Most of Ireland is rural. Farming is a crucial part of the Irish economy, history and culture. One of the largest events in the country is all about farm life. Every September, when farming life calms down slightly, Irish farmers gather for a massive celebration of their vocation. The National Ploughing Championships are much more than a contest of skill with a tractor. The three-day event weaves together strands of a county fair and a trade show for an extravaganza as Irish as shamrock.
This year the Ploughing as it is known will be held from the 17th to 19th of September in the fields of Ballintrane, outside the village of Fenagh in County Carlow. More than 240,000 visitors, 1,700 exhibitors and 300 contestants are expected to converge on the event and generate an economic impact of more than €35 million. The power of the ploughing is enough to draw sponsorship from international brands such as Coca Cola and Etihad Airways as well as more obvious names such as the Farmers Journal.
An event of this scale has a massive impact on an island this size. Even the most urbane city dwellers are aware of The Ploughing. Roads for miles around are affected, the millions of euro the event brings to a different rural area every year can be a lifeline to villages. To put it in perspective, roughly 242,000 people will be visiting a site outside of a village with a population of about 400. To be exact, the 2016 census recorded 402 people living in Fenagh.
The Power of the Ploughing
The main attraction is the ploughing championship itself of course. Farmers of all ages, including those in the junior class, compete in categories such as two and three furrow conventional plough, horse plough, vintage plough and reversible plough. The brown bread baking competition with a €15,000 prize is also huge draw.
The earliest surviving record of organized ploughing competitions in Ireland is from 1816, but it seems safe to assume that farmers were finding ways to compete and show off their ploughing prowess long, long before that. The current championship began in 1931, when the Republic of Ireland was less than ten years old.
It was a hard time in Ireland. Most of the world was suffering in the 1930s, and this young nation was trying to find its feet and set a course to become the country generations had dreamed of under British rule. Eamon De Valera and other leaders were promoting the ideal of a pastoral, agrarian Ireland.

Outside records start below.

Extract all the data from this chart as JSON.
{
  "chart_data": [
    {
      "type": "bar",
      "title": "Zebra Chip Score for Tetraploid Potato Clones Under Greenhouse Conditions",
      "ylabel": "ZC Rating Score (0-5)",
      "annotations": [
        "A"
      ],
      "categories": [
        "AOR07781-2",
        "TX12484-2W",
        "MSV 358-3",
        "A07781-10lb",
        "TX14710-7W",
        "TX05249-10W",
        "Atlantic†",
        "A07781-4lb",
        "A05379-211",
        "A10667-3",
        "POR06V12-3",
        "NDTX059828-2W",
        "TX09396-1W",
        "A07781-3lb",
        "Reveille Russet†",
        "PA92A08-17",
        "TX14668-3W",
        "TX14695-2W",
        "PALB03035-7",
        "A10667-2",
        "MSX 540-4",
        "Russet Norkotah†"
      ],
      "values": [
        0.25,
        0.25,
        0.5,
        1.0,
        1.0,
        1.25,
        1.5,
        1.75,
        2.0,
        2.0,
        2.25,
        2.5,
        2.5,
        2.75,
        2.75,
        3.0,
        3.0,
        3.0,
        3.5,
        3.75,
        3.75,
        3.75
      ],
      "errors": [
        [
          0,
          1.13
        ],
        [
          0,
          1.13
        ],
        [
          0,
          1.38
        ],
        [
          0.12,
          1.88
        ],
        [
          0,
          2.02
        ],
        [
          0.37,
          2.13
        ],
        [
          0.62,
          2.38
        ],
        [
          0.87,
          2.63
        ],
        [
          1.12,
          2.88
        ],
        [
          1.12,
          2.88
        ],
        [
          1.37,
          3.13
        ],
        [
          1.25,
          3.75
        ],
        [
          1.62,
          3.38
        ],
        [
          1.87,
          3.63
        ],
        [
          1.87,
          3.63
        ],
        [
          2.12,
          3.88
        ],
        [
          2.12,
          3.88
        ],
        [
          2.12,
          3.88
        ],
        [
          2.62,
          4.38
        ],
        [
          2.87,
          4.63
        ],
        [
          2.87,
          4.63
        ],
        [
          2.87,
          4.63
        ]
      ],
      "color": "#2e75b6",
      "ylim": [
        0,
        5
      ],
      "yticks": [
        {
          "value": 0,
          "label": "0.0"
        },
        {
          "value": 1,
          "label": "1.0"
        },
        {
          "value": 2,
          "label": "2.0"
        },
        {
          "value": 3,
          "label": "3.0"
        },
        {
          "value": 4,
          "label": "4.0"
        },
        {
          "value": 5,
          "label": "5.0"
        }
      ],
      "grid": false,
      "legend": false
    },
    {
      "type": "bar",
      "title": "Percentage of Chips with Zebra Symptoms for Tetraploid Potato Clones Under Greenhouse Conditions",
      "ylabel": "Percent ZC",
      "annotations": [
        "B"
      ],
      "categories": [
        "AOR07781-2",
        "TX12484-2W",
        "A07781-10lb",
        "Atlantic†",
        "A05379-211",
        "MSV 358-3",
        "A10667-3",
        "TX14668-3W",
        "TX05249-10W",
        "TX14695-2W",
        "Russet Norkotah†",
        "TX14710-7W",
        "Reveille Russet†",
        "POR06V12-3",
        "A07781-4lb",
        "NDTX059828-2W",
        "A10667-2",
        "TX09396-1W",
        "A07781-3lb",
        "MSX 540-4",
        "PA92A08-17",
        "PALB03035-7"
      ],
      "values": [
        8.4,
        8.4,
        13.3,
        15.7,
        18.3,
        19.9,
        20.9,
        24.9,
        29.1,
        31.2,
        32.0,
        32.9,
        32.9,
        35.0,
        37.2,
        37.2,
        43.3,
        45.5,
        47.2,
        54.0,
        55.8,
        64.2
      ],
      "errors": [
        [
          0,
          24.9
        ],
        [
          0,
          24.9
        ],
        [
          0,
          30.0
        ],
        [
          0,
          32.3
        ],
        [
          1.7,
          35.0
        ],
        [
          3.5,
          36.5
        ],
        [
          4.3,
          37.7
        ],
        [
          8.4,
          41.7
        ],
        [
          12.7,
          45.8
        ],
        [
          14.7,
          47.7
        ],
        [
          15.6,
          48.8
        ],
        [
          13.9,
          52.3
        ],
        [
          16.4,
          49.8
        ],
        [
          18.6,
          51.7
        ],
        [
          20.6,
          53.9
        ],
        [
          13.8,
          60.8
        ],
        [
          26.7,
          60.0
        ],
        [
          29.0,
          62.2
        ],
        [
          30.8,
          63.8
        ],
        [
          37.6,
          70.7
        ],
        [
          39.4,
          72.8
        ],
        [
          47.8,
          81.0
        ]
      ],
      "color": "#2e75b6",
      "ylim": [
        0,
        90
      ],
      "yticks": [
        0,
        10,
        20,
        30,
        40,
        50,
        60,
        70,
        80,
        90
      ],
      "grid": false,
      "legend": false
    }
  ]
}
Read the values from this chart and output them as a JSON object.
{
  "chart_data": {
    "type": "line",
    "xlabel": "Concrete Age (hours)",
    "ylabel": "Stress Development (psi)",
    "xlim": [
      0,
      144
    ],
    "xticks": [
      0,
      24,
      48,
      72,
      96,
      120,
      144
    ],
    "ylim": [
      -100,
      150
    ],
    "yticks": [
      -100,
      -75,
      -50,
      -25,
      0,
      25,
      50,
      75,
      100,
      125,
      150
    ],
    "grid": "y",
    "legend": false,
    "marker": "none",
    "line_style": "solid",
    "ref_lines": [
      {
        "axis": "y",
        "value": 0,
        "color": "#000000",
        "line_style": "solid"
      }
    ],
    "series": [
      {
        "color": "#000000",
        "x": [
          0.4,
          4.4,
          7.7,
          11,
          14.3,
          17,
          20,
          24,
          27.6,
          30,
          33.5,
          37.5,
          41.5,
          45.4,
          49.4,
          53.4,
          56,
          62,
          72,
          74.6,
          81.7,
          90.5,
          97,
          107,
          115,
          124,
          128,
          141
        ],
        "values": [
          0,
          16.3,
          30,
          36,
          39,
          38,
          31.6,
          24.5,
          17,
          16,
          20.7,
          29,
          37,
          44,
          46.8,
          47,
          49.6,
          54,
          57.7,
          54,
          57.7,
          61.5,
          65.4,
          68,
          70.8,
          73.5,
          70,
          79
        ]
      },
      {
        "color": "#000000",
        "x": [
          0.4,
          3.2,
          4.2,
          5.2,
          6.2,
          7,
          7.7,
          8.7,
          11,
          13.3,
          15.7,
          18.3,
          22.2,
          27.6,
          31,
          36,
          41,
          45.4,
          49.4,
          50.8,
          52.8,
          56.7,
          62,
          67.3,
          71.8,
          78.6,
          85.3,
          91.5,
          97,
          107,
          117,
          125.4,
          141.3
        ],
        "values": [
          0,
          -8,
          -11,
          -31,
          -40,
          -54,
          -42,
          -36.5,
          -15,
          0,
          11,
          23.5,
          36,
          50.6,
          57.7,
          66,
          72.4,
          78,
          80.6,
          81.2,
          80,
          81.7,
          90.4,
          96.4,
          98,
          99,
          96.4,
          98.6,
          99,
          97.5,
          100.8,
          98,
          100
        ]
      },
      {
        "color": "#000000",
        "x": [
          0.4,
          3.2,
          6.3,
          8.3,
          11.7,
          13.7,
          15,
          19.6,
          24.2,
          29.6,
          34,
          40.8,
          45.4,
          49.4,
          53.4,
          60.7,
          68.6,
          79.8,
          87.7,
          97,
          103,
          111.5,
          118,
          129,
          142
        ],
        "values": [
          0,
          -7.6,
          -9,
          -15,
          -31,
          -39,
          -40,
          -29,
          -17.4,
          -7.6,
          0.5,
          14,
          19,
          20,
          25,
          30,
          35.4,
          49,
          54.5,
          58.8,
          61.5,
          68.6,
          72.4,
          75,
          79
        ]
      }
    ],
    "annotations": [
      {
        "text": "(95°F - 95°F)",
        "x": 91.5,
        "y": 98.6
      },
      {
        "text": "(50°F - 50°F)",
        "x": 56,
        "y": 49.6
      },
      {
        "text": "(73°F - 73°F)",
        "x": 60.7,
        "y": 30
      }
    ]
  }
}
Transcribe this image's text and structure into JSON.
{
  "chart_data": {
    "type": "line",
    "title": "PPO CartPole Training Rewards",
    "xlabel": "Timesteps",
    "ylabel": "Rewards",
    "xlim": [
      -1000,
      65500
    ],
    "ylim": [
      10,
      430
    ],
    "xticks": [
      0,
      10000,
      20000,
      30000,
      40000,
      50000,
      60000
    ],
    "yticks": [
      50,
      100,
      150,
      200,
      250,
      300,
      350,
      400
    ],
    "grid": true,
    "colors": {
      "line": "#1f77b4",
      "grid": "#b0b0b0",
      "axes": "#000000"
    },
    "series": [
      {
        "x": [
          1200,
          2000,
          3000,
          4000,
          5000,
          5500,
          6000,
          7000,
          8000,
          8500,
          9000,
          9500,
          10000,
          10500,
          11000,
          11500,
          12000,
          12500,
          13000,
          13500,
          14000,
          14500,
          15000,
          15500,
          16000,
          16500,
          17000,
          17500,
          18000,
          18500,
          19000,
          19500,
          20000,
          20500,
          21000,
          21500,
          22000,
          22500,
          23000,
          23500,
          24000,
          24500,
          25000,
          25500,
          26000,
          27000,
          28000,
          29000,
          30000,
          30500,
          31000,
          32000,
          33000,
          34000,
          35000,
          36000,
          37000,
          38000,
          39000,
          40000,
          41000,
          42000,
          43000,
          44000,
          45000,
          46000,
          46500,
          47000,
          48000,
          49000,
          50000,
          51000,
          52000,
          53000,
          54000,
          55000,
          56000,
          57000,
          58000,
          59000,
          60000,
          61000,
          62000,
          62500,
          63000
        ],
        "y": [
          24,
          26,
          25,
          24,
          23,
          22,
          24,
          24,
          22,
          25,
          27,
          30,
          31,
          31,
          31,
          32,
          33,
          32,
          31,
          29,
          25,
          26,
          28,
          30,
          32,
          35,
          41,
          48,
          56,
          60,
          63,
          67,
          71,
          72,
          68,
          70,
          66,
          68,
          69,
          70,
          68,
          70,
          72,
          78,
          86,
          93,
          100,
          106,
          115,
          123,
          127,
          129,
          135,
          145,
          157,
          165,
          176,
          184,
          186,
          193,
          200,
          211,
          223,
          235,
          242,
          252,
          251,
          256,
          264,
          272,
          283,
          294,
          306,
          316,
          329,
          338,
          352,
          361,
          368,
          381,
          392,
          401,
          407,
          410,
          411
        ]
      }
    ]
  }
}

And a what could be better to lift people’s spirits and remind them of Ireland’s roots and potential than a huge ploughing competition?
From those seeds grew this incredible event, drawing families from near and far to celebrate rural Ireland’s culture. As farm life evolves, agricultural technology develops and different trends rise and fall, The Ploughing keeps pace. But it never loses sight of its roots. It balances heritage and innovation for an event that embraces Irish farming’s future as much as its past.